Artist in residence ...


The artist at work
 

It’s strange how some roles define actors and others don’t.  On the one hand, Daniel Ratcliffe will always struggle to offload the mantle of Harry Potter (this burden perhaps also applies to Emma Watson and Hermione Grainger). But Ralph Fiennes, on the other hand, isn’t really forever tagged as Lord Voldermort, at least not for me. The reason for my musing is that the other night Cath and I watched the movie Mrs Lowry and Son in which the incomparable Vanessa Redgrave is cast as the bedridden mother of the famous British artist, LS Lowry, played by Timothy Spall. Redgrave managed to morph completely into the role of the demanding and rather unkind mother, but I just could not shake the image of Timothy Spall as Peter Pettigrew!  Now to be completely fair, Vanessa Redgrave holds a special place in my affection as I saw her on stage in the West End in Anton Chekhov’s play The Seagull, way back in 1985 (and, yes, you’ve guessed correctly it was my fellow chess junkie, the mathematician, that suggested we go to London and be thoroughly depressed by Russian literature). That said, the Lowry biopic was a good movie but like Russian literature, not exactly uplifting.


Why this digression you ask? Well on one of our trips up to see Cath’s mum in Devonport, Cath found three LS Lowry prints hidden in a cupboard in the spare bedroom. This was a strange discovery because exactly the same three prints are framed and hang on the wall in the passageway of her mum’s house. So we took the spares back south with us, had them framed (together with an old map of Van-Diemen’s Land) and collected them the other day. They all look pretty amazing. The problem then became one of where to put them. 

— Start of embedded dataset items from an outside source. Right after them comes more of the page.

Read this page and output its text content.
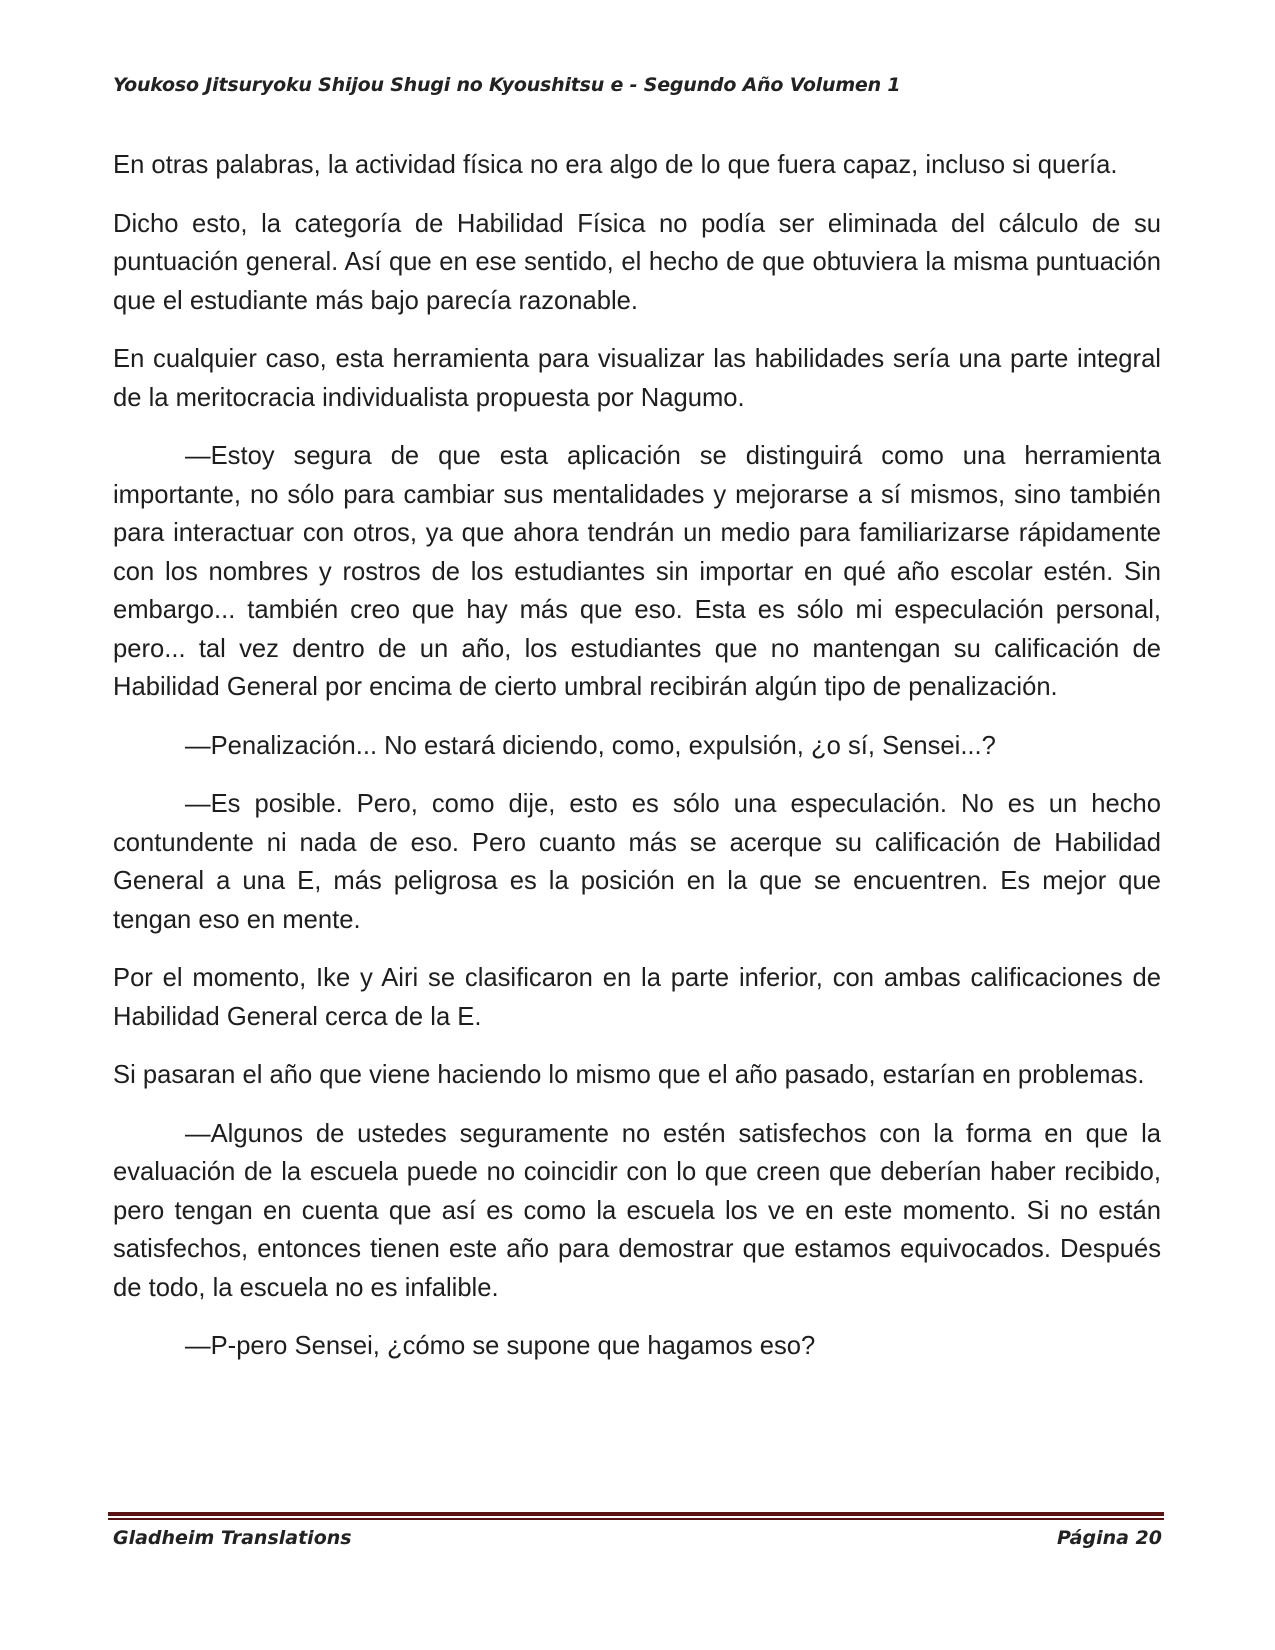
Youkoso Jitsuryoku Shijou Shugi no Kyoushitsu e - Segundo Año Volumen 1

En otras palabras, la actividad física no era algo de lo que fuera capaz, incluso si quería.

Dicho esto, la categoría de Habilidad Física no podía ser eliminada del cálculo de su puntuación general. Así que en ese sentido, el hecho de que obtuviera la misma puntuación que el estudiante más bajo parecía razonable.

En cualquier caso, esta herramienta para visualizar las habilidades sería una parte integral de la meritocracia individualista propuesta por Nagumo.

—Estoy segura de que esta aplicación se distinguirá como una herramienta importante, no sólo para cambiar sus mentalidades y mejorarse a sí mismos, sino también para interactuar con otros, ya que ahora tendrán un medio para familiarizarse rápidamente con los nombres y rostros de los estudiantes sin importar en qué año escolar estén. Sin embargo... también creo que hay más que eso. Esta es sólo mi especulación personal, pero... tal vez dentro de un año, los estudiantes que no mantengan su calificación de Habilidad General por encima de cierto umbral recibirán algún tipo de penalización.

—Penalización... No estará diciendo, como, expulsión, ¿o sí, Sensei...?

—Es posible. Pero, como dije, esto es sólo una especulación. No es un hecho contundente ni nada de eso. Pero cuanto más se acerque su calificación de Habilidad General a una E, más peligrosa es la posición en la que se encuentren. Es mejor que tengan eso en mente.

Por el momento, Ike y Airi se clasificaron en la parte inferior, con ambas calificaciones de Habilidad General cerca de la E.

Si pasaran el año que viene haciendo lo mismo que el año pasado, estarían en problemas.

—Algunos de ustedes seguramente no estén satisfechos con la forma en que la evaluación de la escuela puede no coincidir con lo que creen que deberían haber recibido, pero tengan en cuenta que así es como la escuela los ve en este momento. Si no están satisfechos, entonces tienen este año para demostrar que estamos equivocados. Después de todo, la escuela no es infalible.

—P-pero Sensei, ¿cómo se supone que hagamos eso?

Gladheim Translations	Página 20
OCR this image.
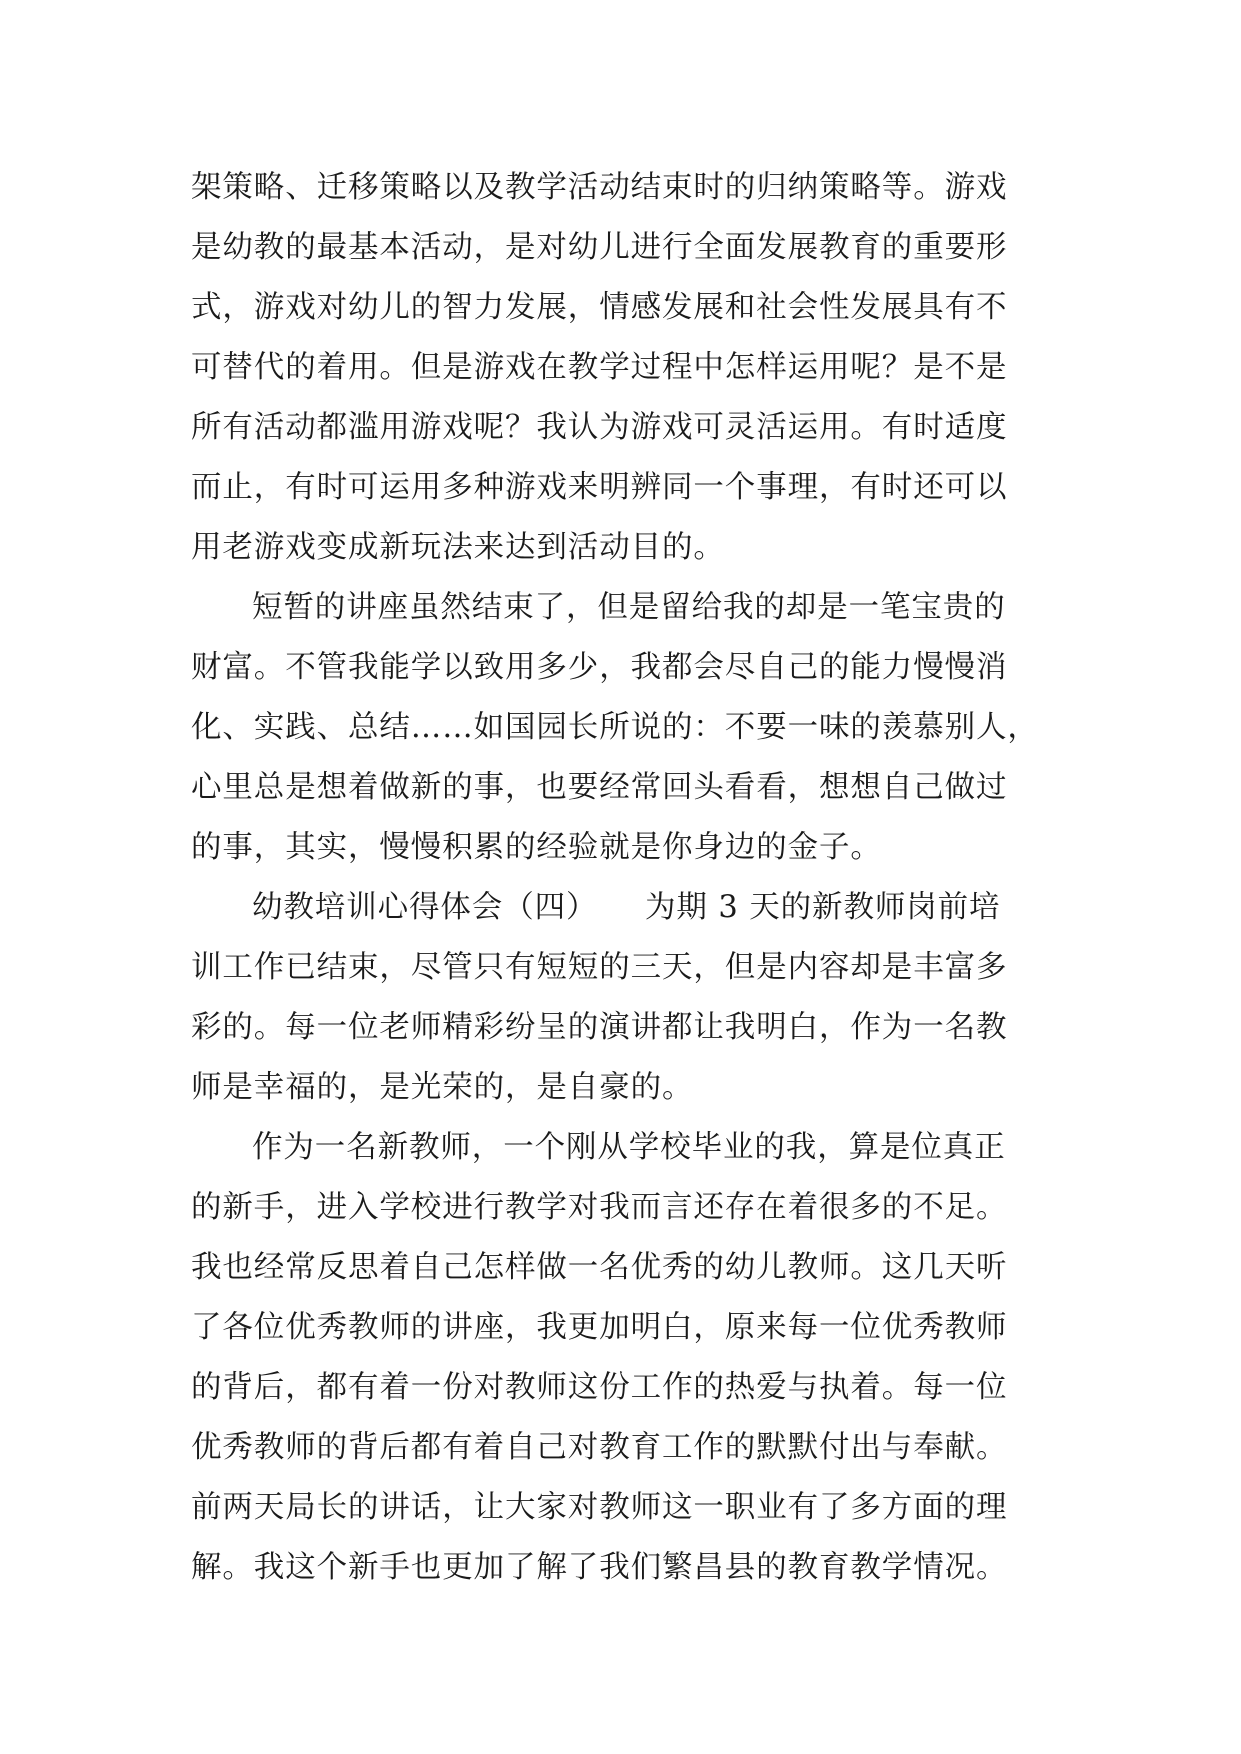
架策略、迁移策略以及教学活动结束时的归纳策略等。游戏
是幼教的最基本活动，是对幼儿进行全面发展教育的重要形
式，游戏对幼儿的智力发展，情感发展和社会性发展具有不
可替代的着用。但是游戏在教学过程中怎样运用呢？是不是
所有活动都滥用游戏呢？我认为游戏可灵活运用。有时适度
而止，有时可运用多种游戏来明辨同一个事理，有时还可以
用老游戏变成新玩法来达到活动目的。
短暂的讲座虽然结束了，但是留给我的却是一笔宝贵的
财富。不管我能学以致用多少，我都会尽自己的能力慢慢消
化、实践、总结……如国园长所说的：不要一味的羡慕别人，
心里总是想着做新的事，也要经常回头看看，想想自己做过
的事，其实，慢慢积累的经验就是你身边的金子。
幼教培训心得体会（四）　　为期 3 天的新教师岗前培
训工作已结束，尽管只有短短的三天，但是内容却是丰富多
彩的。每一位老师精彩纷呈的演讲都让我明白，作为一名教
师是幸福的，是光荣的，是自豪的。
作为一名新教师，一个刚从学校毕业的我，算是位真正
的新手，进入学校进行教学对我而言还存在着很多的不足。
我也经常反思着自己怎样做一名优秀的幼儿教师。这几天听
了各位优秀教师的讲座，我更加明白，原来每一位优秀教师
的背后，都有着一份对教师这份工作的热爱与执着。每一位
优秀教师的背后都有着自己对教育工作的默默付出与奉献。
前两天局长的讲话，让大家对教师这一职业有了多方面的理
解。我这个新手也更加了解了我们繁昌县的教育教学情况。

At this point the artist in residence, Cath, stepped up to the plate. She saw that by removing a rather large white melamine contraption from the laundry and moving some slightly smaller shelving out of the hall into the laundry would create a space in the entrance hall worth of the Lowry prints. So she got to work! It turned out to be a pretty large undertaking. Getting the white melamine cupboards out of the laundry (and into the shed) was easy – it was repairing the damaged plasterboard and replacing the skirting boards that was the difficult bit. But armed with her trusty jig saw, some fibreglass tape and renovators plaster she not only patched everything up but did some rather fancy joinery in the process. This rather amazing bit of work was then followed by a couple of days of furious painting so that today we were able to dismantle the shelving in the hall and place it in the laundry. 



Some fancy joinery


The result is absolutely first class. The hall is now a big airy welcome to anyone coming to visit. The Lowry prints are on your right as you enter and the map of Van-Diemen’s Land is straight ahead. In fact, all that is now needed to complete the area is an extremely expensive, custom-built hall table in Tasmanian black-heart sassafras, but that will perhaps be another story!



An evening view of the entrance hall

Now you are probably wondering with some justification what I was doing while this transformation was taking place. Well I was blundering around carrying rocks from one place to another and generally being my usual incompetent academic self – although I did pull a few better-than-reasonable shots of espresso for the artist every now and then …

Comments

  1. Very cool Stan & Cath. Love Harry Potter as well! Can’t wait to see the hung prints!